この不正アプリは、諜報活動を目的とした標的型サイバー攻撃について同社が調査していたところ見つかったもので、端末上の様々な情報を窃取する「XAgent」と、正規ゲームの名前を装った「MadCap」の2アプリが確認されています。
XAgentは、iOS 7上にインストールされるとアプリのアイコンを隠蔽し、すぐにバックグラウンドで実行されます。アプリを停止させようとプロセスを中止させても、ほどなく再起動してくるといいます(上画像:XAgentのコード構造)。
具体的な不正活動として、SMSメッセージ・コンタクトリスト・写真・位置情報・インストール済アプリのリスト・プロセスリスト・Wi-Fiステータスを取得し、遠隔のコマンド・コントロール(C&C)サーバにこれらの情報を送信することが可能です。
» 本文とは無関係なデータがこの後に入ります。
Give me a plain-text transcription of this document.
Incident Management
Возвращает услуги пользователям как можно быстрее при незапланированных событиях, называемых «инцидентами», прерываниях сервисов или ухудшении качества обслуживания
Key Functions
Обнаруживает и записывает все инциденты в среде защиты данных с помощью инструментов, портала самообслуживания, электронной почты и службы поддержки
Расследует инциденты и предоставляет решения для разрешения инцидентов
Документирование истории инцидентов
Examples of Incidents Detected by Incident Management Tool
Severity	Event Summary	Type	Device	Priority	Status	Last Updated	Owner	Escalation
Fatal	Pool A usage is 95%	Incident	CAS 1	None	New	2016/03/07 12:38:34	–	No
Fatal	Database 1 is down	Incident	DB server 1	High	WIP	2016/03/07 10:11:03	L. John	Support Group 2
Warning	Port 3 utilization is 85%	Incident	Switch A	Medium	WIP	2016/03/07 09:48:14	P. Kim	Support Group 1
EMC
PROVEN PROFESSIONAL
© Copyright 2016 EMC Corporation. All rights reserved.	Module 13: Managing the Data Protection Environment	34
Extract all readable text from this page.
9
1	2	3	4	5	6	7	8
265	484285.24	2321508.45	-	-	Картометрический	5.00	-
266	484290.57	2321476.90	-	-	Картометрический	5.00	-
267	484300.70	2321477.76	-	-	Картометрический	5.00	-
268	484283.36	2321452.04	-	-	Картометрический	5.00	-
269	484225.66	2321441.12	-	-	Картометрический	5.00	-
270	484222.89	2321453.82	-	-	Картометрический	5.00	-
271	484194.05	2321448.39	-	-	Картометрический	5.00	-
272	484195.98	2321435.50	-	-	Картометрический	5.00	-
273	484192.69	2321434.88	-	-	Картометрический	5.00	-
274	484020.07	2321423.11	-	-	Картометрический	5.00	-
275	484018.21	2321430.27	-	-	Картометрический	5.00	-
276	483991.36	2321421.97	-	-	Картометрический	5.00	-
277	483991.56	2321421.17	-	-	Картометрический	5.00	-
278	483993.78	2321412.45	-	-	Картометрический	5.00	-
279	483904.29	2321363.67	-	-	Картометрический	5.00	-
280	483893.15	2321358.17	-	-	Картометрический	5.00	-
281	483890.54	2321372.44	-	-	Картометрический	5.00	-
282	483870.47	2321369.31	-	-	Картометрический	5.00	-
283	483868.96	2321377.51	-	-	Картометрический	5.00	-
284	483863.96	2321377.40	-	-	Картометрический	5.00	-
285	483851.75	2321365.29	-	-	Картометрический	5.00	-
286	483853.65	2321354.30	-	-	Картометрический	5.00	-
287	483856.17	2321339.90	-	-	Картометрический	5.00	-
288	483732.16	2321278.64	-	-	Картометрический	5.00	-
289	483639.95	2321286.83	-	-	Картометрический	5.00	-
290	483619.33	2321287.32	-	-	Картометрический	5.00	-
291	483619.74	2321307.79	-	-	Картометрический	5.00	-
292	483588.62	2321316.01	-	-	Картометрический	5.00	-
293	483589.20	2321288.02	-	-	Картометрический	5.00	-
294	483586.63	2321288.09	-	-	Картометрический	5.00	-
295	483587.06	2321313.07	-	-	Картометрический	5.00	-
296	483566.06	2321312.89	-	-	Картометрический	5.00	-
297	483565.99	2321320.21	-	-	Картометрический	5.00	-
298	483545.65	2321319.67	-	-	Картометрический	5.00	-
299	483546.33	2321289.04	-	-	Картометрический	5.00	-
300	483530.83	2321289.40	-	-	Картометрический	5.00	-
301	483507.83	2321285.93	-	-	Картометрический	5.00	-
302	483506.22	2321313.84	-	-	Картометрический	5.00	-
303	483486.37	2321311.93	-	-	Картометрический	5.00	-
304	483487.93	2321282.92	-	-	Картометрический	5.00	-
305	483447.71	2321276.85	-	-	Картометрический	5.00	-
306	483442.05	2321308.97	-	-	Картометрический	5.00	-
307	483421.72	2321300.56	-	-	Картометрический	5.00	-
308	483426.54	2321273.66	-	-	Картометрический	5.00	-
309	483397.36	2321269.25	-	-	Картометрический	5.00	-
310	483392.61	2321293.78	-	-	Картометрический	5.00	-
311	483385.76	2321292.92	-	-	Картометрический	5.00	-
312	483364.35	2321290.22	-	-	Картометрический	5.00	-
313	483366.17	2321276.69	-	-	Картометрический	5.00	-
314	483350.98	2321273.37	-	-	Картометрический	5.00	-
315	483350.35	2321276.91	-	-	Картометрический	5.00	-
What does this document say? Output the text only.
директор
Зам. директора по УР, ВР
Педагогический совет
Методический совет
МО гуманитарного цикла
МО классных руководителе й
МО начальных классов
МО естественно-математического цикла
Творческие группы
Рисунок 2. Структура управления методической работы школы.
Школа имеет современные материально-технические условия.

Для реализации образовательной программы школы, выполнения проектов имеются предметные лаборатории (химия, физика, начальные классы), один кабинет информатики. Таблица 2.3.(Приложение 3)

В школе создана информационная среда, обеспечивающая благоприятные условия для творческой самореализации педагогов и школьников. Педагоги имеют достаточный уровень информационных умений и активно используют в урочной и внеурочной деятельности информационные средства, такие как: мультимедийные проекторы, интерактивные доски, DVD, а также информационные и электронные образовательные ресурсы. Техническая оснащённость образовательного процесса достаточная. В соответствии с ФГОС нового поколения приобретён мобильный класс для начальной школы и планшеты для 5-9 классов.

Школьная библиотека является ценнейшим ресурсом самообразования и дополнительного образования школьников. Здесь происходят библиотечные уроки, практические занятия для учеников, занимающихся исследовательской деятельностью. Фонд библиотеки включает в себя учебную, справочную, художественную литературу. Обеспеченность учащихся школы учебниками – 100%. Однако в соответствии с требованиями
ただし、iOS 8上にインストールされた場合、アプリアイコンは隠れず、自動的に再起動もしません。そのため、この不正アプリは 2014年9月のiOS 8リリース以前に設計されたものとみられています。
またMadCapについては、XAgentと類似しているものの音声録音が主な不正活動で、JailBreak(脱獄)させた端末のみにインストールが可能となっています。
想定される感染経路は明らかではありませんが、AppleによるiOSアプリ開発者向けの(App Storeを経由しない)配布方法である「Ad Hoc Provisioning」を利用した事例が確認されているといいます。
ユーザーを騙す目的で(メールなどを通じて)「アプリをインストールするためにここをタップして下さい」と書かれたリンクをクリックさせ、無線でアプリをインストールするサービスに誘導するといった手法です。
このほか想定される感染経路として、Windows PCを侵害もしくは感染させた後、USBケーブルで接続されたiPhoneに感染させる方法なども考えられています。
このように比較的セキュリティが固いApp Storeを経由せず、メールなどに仕込んだリンクを踏ませてiPhoneにインストールさせる手法をとるiOSを狙った脅威は、過去に「Masque Attack」などもありました。
ユーザーは、App Store以外のソースからアプリをインストールしたり、不審なリンクをタップしないことが身を守る上で重要でしょう。